I like the logo, it did an excellent job on that. The full-resolution Uncle Tubby is technically good, but it still has that weird hyper-real quality of AI art that I find a bit off-putting. The resolution is too good, making the image so sharp that it goes right through "realistic" and out the other side back to the "uncanny valley" again. This is aggravated by the fact that the AI image apparently has unlimited depth-of-field, so everything is equally in focus no matter how far away it is supposed to be.

From what your AI expert is saying, it sounds like getting results from the AI is a lot more like, say, breeding roses than anything else. You're expected to just keep throwing together combinations until you get a result you like.

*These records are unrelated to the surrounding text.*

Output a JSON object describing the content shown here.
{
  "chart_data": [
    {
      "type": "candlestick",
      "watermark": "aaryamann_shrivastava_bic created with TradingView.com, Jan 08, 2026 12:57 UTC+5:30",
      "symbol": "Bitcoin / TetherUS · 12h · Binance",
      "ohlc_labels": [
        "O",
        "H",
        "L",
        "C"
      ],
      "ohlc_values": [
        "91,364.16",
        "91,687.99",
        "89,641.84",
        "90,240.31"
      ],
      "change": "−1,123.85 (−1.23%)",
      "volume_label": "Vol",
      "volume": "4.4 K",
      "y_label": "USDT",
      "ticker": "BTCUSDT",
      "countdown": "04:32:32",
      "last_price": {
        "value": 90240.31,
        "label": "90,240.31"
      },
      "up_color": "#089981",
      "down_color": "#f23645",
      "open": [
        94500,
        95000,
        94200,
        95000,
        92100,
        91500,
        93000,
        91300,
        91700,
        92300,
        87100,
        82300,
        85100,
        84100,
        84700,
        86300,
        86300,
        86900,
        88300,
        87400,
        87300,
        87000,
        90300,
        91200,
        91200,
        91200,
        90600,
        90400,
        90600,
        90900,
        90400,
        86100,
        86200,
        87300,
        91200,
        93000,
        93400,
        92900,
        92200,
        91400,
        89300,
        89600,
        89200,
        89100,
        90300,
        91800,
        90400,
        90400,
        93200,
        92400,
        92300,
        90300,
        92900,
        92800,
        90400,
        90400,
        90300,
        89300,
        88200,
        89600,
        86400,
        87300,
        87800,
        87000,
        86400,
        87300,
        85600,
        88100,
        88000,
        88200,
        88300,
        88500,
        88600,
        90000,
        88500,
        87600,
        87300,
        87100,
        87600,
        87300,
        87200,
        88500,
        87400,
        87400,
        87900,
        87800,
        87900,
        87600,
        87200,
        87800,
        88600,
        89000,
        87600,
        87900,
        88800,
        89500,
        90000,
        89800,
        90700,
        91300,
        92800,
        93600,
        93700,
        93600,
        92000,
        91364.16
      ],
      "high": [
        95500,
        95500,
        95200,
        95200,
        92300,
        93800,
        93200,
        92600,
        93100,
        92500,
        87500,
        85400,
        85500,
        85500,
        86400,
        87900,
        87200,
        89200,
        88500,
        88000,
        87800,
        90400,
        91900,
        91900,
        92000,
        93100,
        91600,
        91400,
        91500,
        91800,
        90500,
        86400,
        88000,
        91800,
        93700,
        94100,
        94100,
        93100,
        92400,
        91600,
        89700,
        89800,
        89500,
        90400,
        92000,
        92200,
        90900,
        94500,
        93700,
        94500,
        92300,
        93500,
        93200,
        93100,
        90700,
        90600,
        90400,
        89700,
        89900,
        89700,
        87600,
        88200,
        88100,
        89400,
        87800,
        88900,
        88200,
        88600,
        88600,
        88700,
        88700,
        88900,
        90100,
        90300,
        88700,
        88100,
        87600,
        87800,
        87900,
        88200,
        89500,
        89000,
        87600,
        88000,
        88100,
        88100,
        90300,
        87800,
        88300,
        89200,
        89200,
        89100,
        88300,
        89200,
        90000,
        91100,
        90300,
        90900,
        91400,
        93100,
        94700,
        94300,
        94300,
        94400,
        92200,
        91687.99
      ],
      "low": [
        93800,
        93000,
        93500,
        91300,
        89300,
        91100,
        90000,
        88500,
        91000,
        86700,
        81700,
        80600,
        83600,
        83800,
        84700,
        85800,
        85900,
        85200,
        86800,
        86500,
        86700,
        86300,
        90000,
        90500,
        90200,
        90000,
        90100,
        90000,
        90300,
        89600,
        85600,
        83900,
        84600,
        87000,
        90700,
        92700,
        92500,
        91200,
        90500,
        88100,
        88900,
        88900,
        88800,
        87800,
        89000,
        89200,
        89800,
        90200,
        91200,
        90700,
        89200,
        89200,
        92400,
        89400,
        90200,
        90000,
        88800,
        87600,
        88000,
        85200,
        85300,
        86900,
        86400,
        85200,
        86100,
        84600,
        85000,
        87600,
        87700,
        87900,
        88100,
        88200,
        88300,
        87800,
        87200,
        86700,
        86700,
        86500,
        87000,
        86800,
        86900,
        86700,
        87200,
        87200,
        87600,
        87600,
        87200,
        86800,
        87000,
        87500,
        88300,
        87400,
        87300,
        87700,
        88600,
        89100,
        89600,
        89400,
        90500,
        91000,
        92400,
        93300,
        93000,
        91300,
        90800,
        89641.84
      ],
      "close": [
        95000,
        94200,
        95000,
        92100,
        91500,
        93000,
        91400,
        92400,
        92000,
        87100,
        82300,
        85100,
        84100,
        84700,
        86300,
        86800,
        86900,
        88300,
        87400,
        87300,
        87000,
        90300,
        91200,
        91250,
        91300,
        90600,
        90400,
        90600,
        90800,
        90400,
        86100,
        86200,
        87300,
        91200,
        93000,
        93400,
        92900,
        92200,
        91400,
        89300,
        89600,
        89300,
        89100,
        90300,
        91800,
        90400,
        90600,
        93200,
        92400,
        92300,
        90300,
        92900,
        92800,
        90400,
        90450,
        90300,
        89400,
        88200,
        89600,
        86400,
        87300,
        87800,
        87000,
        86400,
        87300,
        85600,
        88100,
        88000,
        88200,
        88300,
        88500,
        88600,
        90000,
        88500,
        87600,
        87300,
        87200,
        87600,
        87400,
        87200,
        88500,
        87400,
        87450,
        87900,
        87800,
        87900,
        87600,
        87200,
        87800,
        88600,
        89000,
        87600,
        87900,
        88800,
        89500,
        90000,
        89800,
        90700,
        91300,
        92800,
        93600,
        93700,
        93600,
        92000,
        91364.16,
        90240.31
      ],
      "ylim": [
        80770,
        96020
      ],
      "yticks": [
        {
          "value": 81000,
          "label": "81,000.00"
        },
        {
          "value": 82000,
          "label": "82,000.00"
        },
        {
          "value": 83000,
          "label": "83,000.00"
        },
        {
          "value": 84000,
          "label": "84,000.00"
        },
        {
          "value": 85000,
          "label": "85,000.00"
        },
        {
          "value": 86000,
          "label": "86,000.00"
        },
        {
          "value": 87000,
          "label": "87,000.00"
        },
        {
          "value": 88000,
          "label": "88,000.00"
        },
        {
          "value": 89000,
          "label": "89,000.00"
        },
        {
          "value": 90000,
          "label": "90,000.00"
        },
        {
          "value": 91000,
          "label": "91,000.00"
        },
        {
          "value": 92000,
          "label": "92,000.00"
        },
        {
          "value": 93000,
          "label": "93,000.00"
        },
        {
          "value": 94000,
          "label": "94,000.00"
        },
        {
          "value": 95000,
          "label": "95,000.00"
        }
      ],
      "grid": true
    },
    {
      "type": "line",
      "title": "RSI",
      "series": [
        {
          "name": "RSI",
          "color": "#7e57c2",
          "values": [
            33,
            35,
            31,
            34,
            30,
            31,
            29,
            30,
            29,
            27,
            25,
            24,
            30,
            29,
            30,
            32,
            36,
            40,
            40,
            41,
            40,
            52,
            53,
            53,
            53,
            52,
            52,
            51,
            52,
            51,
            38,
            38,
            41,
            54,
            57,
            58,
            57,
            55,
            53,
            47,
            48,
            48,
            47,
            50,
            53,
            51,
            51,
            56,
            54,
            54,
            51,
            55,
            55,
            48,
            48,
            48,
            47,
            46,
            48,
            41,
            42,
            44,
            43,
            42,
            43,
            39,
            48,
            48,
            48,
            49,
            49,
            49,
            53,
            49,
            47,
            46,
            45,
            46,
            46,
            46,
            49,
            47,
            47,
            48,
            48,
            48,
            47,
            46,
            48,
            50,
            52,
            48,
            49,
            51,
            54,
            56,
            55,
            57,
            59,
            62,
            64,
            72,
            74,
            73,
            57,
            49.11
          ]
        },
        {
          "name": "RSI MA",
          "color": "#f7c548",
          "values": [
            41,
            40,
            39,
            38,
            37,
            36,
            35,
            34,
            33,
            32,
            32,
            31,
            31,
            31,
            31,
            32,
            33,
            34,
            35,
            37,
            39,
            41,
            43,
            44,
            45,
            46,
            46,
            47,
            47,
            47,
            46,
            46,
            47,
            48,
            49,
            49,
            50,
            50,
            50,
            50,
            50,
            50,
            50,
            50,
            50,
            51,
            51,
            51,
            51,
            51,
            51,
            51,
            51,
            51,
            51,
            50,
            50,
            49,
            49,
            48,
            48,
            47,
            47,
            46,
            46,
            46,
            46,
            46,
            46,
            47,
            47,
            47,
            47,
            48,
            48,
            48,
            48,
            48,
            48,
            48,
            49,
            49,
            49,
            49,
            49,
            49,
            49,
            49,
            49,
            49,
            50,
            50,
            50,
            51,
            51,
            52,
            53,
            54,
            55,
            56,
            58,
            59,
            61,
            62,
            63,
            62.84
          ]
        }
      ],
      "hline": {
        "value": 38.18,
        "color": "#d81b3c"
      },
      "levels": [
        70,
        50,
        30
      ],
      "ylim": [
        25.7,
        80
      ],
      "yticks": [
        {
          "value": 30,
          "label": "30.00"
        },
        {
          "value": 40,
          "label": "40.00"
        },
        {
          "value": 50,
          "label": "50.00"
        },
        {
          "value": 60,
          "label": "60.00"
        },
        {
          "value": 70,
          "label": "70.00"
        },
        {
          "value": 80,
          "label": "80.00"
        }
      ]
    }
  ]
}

I wonder if the best way to manage these things would be with a combination of the AI to generate a base image that is close to what you want, and then use something like Photoshop or Blender to manipulate it as desired. Then you could have the figure you like, and re-pose it against whatever background, rather than re-throwing the dice on another try with the AI.

K T Cat said...

Ai is like a drug. It gives you quick results with very little effort. I know Photoshop pretty well and thought of composing a scene of people taken from Dall-E to get the desired result, but it would take more time to do one such scene than it does to create 50 new images from Dall-E.

It's an ambition-killer.

Mostly Nothing said...

Looks kind of like Alan Hale Jr. with a beard.

Tim, your right, AI pictures are hyper real, over the top.